A client with hypertension has been prescribed hydrochlorothiazide. What nursing action will best reduce the client's risk for electrolyte disturbances? A. Maintain a low-sodium diet. B. Encourage the use of over-the-counter calcium supplements. C. Ensure the client has sufficient potassium intake. D. Encourage fluid intake.
C. Ensure the client has sufficient potassium intake. Rationale: Thiazide diuretics, such as hydrochlorothiazide, cause potassium loss, and it is important to maintain adequate intake during therapy. Hyponatremia is more of a risk than hypernatremia, so a low-sodium diet does not address the risk for electrolyte disturbances. There is no direct need for extra calcium intake, and increased fluid intake does not reduce the client's risk for electrolyte disturbances.

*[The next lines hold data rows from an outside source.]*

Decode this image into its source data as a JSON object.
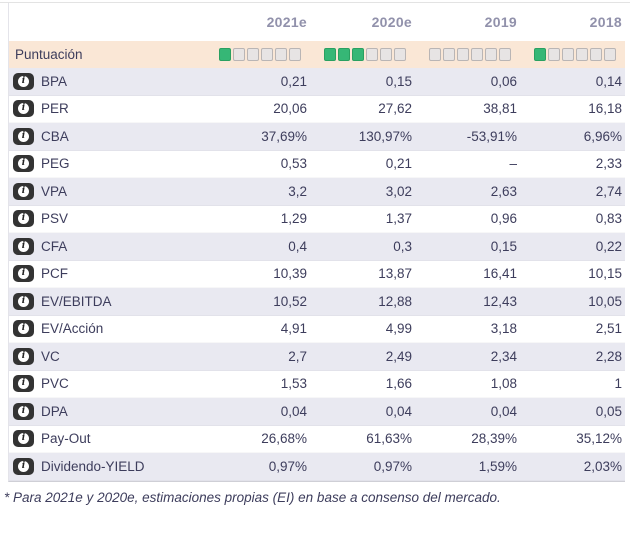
{
  "header": {
    "year_columns": [
      "2021e",
      "2020e",
      "2019",
      "2018"
    ]
  },
  "score_row": {
    "label": "Puntuación",
    "max_squares": 6,
    "scores_filled": [
      1,
      3,
      0,
      1
    ]
  },
  "metrics": [
    {
      "label": "BPA",
      "values": [
        "0,21",
        "0,15",
        "0,06",
        "0,14"
      ]
    },
    {
      "label": "PER",
      "values": [
        "20,06",
        "27,62",
        "38,81",
        "16,18"
      ]
    },
    {
      "label": "CBA",
      "values": [
        "37,69%",
        "130,97%",
        "-53,91%",
        "6,96%"
      ]
    },
    {
      "label": "PEG",
      "values": [
        "0,53",
        "0,21",
        "–",
        "2,33"
      ]
    },
    {
      "label": "VPA",
      "values": [
        "3,2",
        "3,02",
        "2,63",
        "2,74"
      ]
    },
    {
      "label": "PSV",
      "values": [
        "1,29",
        "1,37",
        "0,96",
        "0,83"
      ]
    },
    {
      "label": "CFA",
      "values": [
        "0,4",
        "0,3",
        "0,15",
        "0,22"
      ]
    },
    {
      "label": "PCF",
      "values": [
        "10,39",
        "13,87",
        "16,41",
        "10,15"
      ]
    },
    {
      "label": "EV/EBITDA",
      "values": [
        "10,52",
        "12,88",
        "12,43",
        "10,05"
      ]
    },
    {
      "label": "EV/Acción",
      "values": [
        "4,91",
        "4,99",
        "3,18",
        "2,51"
      ]
    },
    {
      "label": "VC",
      "values": [
        "2,7",
        "2,49",
        "2,34",
        "2,28"
      ]
    },
    {
      "label": "PVC",
      "values": [
        "1,53",
        "1,66",
        "1,08",
        "1"
      ]
    },
    {
      "label": "DPA",
      "values": [
        "0,04",
        "0,04",
        "0,04",
        "0,05"
      ]
    },
    {
      "label": "Pay-Out",
      "values": [
        "26,68%",
        "61,63%",
        "28,39%",
        "35,12%"
      ]
    },
    {
      "label": "Dividendo-YIELD",
      "values": [
        "0,97%",
        "0,97%",
        "1,59%",
        "2,03%"
      ]
    }
  ],
  "footnote": "* Para 2021e y 2020e, estimaciones propias (EI) en base a consenso del mercado.",
  "icons": {
    "row_icon": "info-icon"
  },
  "colors": {
    "score_row_bg": "#fae7d6",
    "row_alt_bg": "#e9e9f1",
    "row_bg": "#ffffff",
    "square_filled": "#36b776",
    "square_empty": "#e7e4e4",
    "header_text": "#9191ab",
    "body_text": "#3d3d5c",
    "info_badge_bg": "#333333"
  }
}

The nurse is caring for a client who has a peripheral IV in place for fluid replacement. When caring for the client's IV site, the nurse should: A. ensure that anticoagulants are placed on hold for the duration of IV therapy. B. replace the IV dressing with a new, clean dressing if it is soiled. C. ensure that the tubing is firmly anchored to the client's skin. D. periodically remove hair from 2 cm around the IV site.
C. ensure that the tubing is firmly anchored to the client's skin. Rationale: Anchoring the IV tubing prevents it from being accidentally dislodged. Anticoagulants are not contraindicated during IV therapy. Soiled dressings should be replaced with a new sterile dressing, not a clean dressing. Hair removal is unnecessary.
The intensive care unit nurse is caring for an acutely ill client with signs of multiple organ dysfunction syndrome (MODS). The nurse knows the client is at risk for developing MODS due to all of the following EXCEPT: A. Malnutrition B. Advanced age C. Multiple comorbidities D. Progressive dyspnea
D. Progressive dyspnea Rationale: The client with advanced age is at risk for developing MODS due to the lack of physiological reserve. The client with malnutrition metabolic compromise and the client with multiple comorbidities is at risk for developing MODS due to decreased organ function. Progressive dyspnea is the first sign of MODS.